If you are considering a divorce by publication because you don’t know your spouse’s whereabouts, learn all of your options in this article.
You have not seen nor had contact with your spouse in years. You have now made the decision to legally divorce that spouse. What do you need to do to get a divorce by publication?
Here is a scenario: You dated Joey who was your “soul mate” during high school. The two of you plan out your future and at age eighteen, you get married. Too soon, Joey begins to stray and spends much more time at bars with his friends than he does with you and has even found other lovers by the time he reaches twenty-one.
Thankfully, the two of you have no children and decide to separate. Joey disappears…ten years later, you have essentially forgotten about Joey. Then Charles enters your life; you, this time, are much more mature and realize what true love is and when Charles asks you to marry him, you automatically say, “Yes.” Then you remember that you never divorced Joey and have absolutely no idea where he is. You are still legally married to Joey and cannot marry Charles. What are your options?
Unfortunately, you cannot simply sign a piece of paper and file it at a courthouse to obtain a divorce by publication. The process is much more complicated. You must take a number of steps and that process can take a while. Most importantly, you should contact a competent family law attorney to ensure you are following the correct procedures.
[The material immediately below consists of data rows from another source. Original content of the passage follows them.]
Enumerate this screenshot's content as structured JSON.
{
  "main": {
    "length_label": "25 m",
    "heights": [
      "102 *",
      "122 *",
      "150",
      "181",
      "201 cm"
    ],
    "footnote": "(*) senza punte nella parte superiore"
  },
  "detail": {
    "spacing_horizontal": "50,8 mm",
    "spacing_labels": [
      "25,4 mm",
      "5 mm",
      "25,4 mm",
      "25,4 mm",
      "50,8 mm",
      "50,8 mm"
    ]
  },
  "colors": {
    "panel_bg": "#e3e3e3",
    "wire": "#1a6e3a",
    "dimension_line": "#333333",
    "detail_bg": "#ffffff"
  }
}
Your attorney will first file your divorce petition and other documents with the court, and your spouse must be served with the documents. You will then have to make “reasonable efforts” to find him or her. What constitutes a reasonable effort? This would include calling friends and family members of your spouse to inquire as to his or her whereabouts, checking social media websites, hiring a private investigator, conducting a skip trace, and checking public records.
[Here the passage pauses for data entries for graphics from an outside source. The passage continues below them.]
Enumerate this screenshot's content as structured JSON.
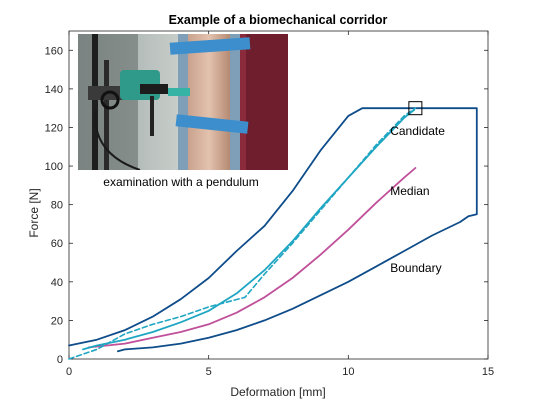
{
  "chart_data": {
    "type": "line",
    "title": "Example of a biomechanical corridor",
    "xlabel": "Deformation [mm]",
    "ylabel": "Force [N]",
    "xlim": [
      0,
      15
    ],
    "ylim": [
      0,
      170
    ],
    "xticks": [
      0,
      5,
      10,
      15
    ],
    "yticks": [
      0,
      20,
      40,
      60,
      80,
      100,
      120,
      140,
      160
    ],
    "grid": false,
    "colors": {
      "boundary": "#0e4c8a",
      "median": "#c0509a",
      "candidate": "#1ea6c3",
      "axis": "#262626"
    },
    "series": [
      {
        "name": "Boundary",
        "role": "boundary",
        "x": [
          0,
          1,
          2,
          3,
          4,
          5,
          6,
          7,
          8,
          9,
          10,
          10.5,
          12,
          14.6,
          14.6,
          14.3,
          14,
          13,
          12,
          11,
          10,
          9,
          8,
          7,
          6,
          5,
          4,
          3,
          2,
          1.75
        ],
        "y": [
          7,
          10,
          15,
          22,
          31,
          42,
          56,
          69,
          87,
          108,
          126,
          130,
          130,
          130,
          75,
          74,
          71,
          64,
          56,
          48,
          40,
          33,
          26,
          20,
          15,
          11,
          8,
          6,
          5,
          4
        ]
      },
      {
        "name": "Median",
        "role": "median",
        "x": [
          0.7,
          2,
          3,
          4,
          5,
          6,
          7,
          8,
          9,
          10,
          11,
          12,
          12.4
        ],
        "y": [
          6,
          8,
          11,
          14,
          18,
          24,
          32,
          42,
          54,
          67,
          81,
          94,
          99
        ]
      },
      {
        "name": "Candidate",
        "role": "candidate",
        "x": [
          0.5,
          1,
          2,
          3,
          4,
          5,
          6,
          7,
          8,
          9,
          10,
          11,
          12,
          12.35
        ],
        "y": [
          5,
          7,
          10,
          14,
          19,
          25,
          34,
          46,
          61,
          78,
          94,
          110,
          125,
          129
        ]
      },
      {
        "name": "",
        "role": "candidate-dashed",
        "x": [
          0,
          1,
          2,
          3,
          4,
          5,
          6.3,
          7,
          8,
          9,
          10,
          11,
          12,
          12.4
        ],
        "y": [
          0,
          5,
          13,
          18,
          22,
          27,
          32,
          44,
          60,
          77,
          94,
          111,
          126,
          130
        ]
      }
    ],
    "annotations": [
      {
        "text": "Candidate",
        "x": 11.5,
        "y": 116
      },
      {
        "text": "Median",
        "x": 11.5,
        "y": 85
      },
      {
        "text": "Boundary",
        "x": 11.5,
        "y": 45
      }
    ],
    "inset": {
      "caption": "examination with a pendulum"
    },
    "marker": {
      "x": 12.4,
      "y": 130
    }
  }
}
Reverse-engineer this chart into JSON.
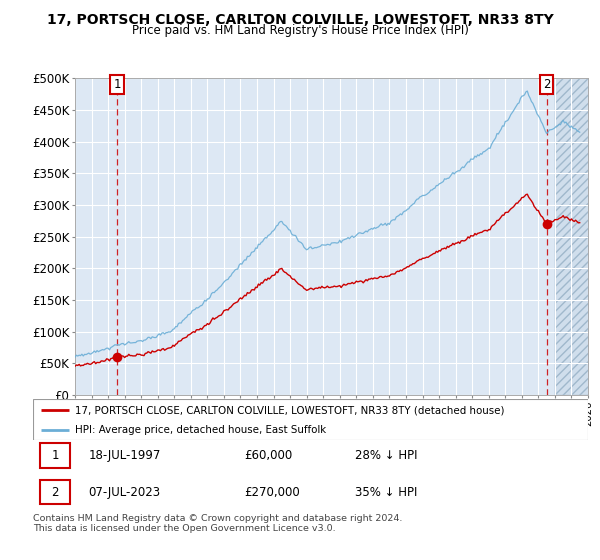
{
  "title": "17, PORTSCH CLOSE, CARLTON COLVILLE, LOWESTOFT, NR33 8TY",
  "subtitle": "Price paid vs. HM Land Registry's House Price Index (HPI)",
  "legend_line1": "17, PORTSCH CLOSE, CARLTON COLVILLE, LOWESTOFT, NR33 8TY (detached house)",
  "legend_line2": "HPI: Average price, detached house, East Suffolk",
  "annotation1_date": "18-JUL-1997",
  "annotation1_price": "£60,000",
  "annotation1_hpi": "28% ↓ HPI",
  "annotation2_date": "07-JUL-2023",
  "annotation2_price": "£270,000",
  "annotation2_hpi": "35% ↓ HPI",
  "footer": "Contains HM Land Registry data © Crown copyright and database right 2024.\nThis data is licensed under the Open Government Licence v3.0.",
  "hpi_color": "#6baed6",
  "price_color": "#cc0000",
  "plot_background": "#dde8f4",
  "ylim": [
    0,
    500000
  ],
  "yticks": [
    0,
    50000,
    100000,
    150000,
    200000,
    250000,
    300000,
    350000,
    400000,
    450000,
    500000
  ],
  "sale1_year": 1997.54,
  "sale1_value": 60000,
  "sale2_year": 2023.51,
  "sale2_value": 270000,
  "xmin": 1995,
  "xmax": 2026
}
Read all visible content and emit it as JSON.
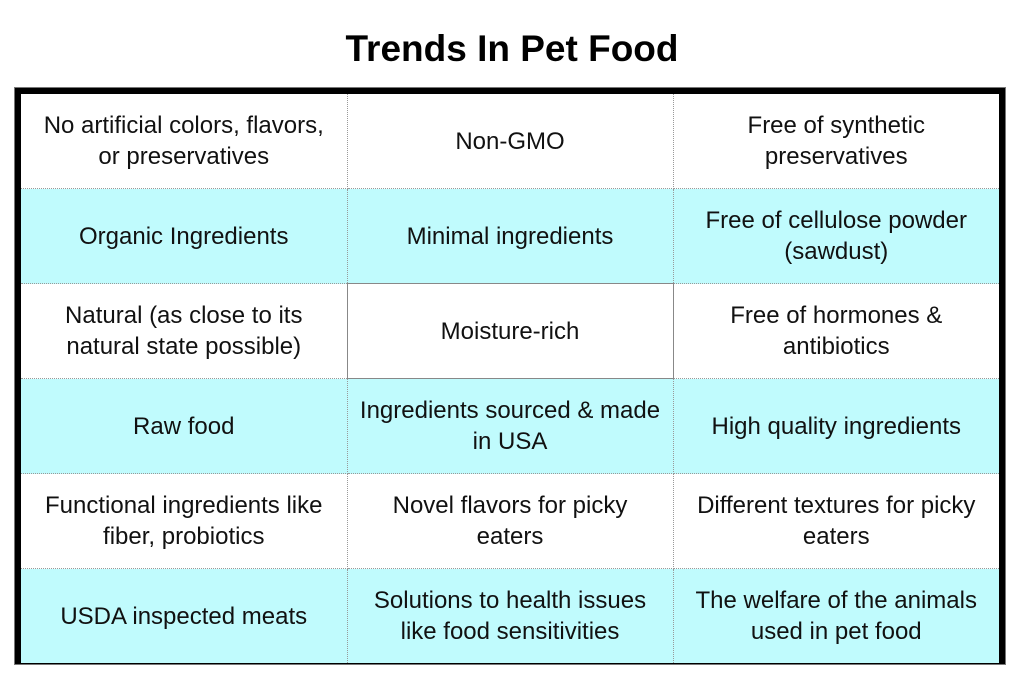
{
  "title": "Trends In Pet Food",
  "colors": {
    "alt_row_fill": "#c0fbfd",
    "frame": "#000000"
  },
  "table": {
    "rows": [
      [
        "No artificial colors, flavors, or preservatives",
        "Non-GMO",
        "Free of synthetic preservatives"
      ],
      [
        "Organic Ingredients",
        "Minimal ingredients",
        "Free of cellulose powder (sawdust)"
      ],
      [
        "Natural (as close to its natural state possible)",
        "Moisture-rich",
        "Free of hormones & antibiotics"
      ],
      [
        "Raw food",
        "Ingredients sourced & made in USA",
        "High quality ingredients"
      ],
      [
        "Functional ingredients like fiber, probiotics",
        "Novel flavors for picky eaters",
        "Different textures for picky eaters"
      ],
      [
        "USDA inspected meats",
        "Solutions to health issues like food sensitivities",
        "The welfare of the animals used in pet food"
      ]
    ]
  }
}
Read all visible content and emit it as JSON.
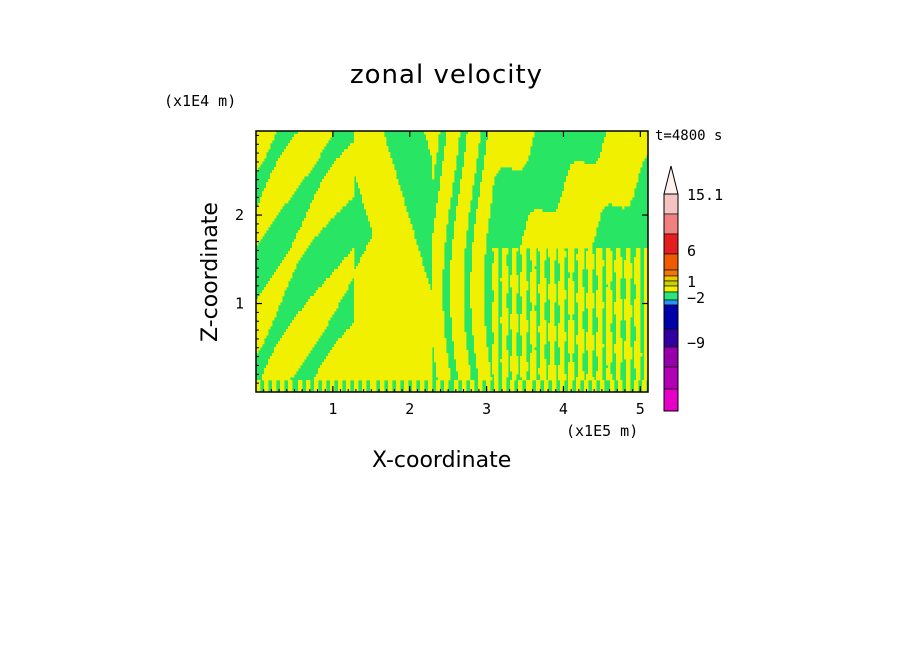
{
  "chart_data": {
    "type": "heatmap",
    "title": "zonal velocity",
    "xlabel": "X-coordinate",
    "ylabel": "Z-coordinate",
    "x_unit": "(x1E5 m)",
    "y_unit": "(x1E4 m)",
    "time_label": "t=4800 s",
    "xlim": [
      0,
      5.1
    ],
    "ylim": [
      0,
      2.95
    ],
    "x_ticks": [
      "1",
      "2",
      "3",
      "4",
      "5"
    ],
    "y_ticks": [
      "1",
      "2"
    ],
    "colorbar": {
      "labels": [
        "15.1",
        "6",
        "1",
        "−2",
        "−9"
      ],
      "colors": [
        "#f6c3c3",
        "#f18080",
        "#e41e1e",
        "#f05a00",
        "#f07800",
        "#f0c800",
        "#c8d200",
        "#f0f000",
        "#28e678",
        "#2896f0",
        "#0000aa",
        "#3200a0",
        "#9600aa",
        "#b400b4",
        "#e600c8"
      ],
      "extend": "max"
    },
    "colors": {
      "green": "#28e664",
      "yellow": "#f0f000"
    }
  }
}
After you have taken as many “reasonable efforts” as possible, you can then move forward with notifying the court that you need to exercise some type of alternative service to serve your spouse. The Court will rule on your motion and usually provide you with some directives on how to service your spouse. In Alabama, the Court will, most likely, allow you to serve the spouse by publication.
An Alabama Court will require an affidavit from you “averring that service of summons or other process cannot be made either because the residence is unknown to the affiant and cannot with reasonable diligence be ascertained, or the identity of the defendant is unknown, or, the resident defendant has been absent for more than thirty (30) days since the filing of the complaint, or, the defendant avoids service, averring facts showing such avoidance.”
To be eligible for a divorce by publication, you are required to complete and submit an Affidavit of Diligent Search to the Court. In this document, you should clearly outline all of the actions you have previously attempted to locate your spouse—essentially, you must prove to the Court that you cannot find him or her.
With the Court’s permission, you can then proceed with filing for divorce by publication. The clerk of the Court directs that the service of notice be made by publication in a newspaper of general circulation in the county in which the divorce complaint is filed. If no newspaper of general circulation is available in that county, then publication should be made in a newspaper of general circulation in an adjoining Alabama county. Said service must be published once a week for four (4) consecutive weeks. Service to your spouse is considered complete at the date of the last week’s entry of publication. However, please note that this type of service is limited as to what it can legally accomplish. For example, you can be awarded child custody–but not child support.
Furthermore, the Court will not transfer property when your missing spouse is served by publication. Your attorney will review all of the legal ramifications associated with service by publication.
After the last publication notice, your attorney should file an affidavit from the newspaper with the Court proving that the notice was published as directed by law. Thirty days later, your attorney will file a document with the Court noting that your missing spouse is in default for not answering your Petition for Divorce. The Court should then set a hearing to review your case.
Divorce by publication in Alabama is not a swift procedure. From start to finish, the process takes approximately four (4) months, at best. Hiring a compete family attorney is the key to the success of this endeavor.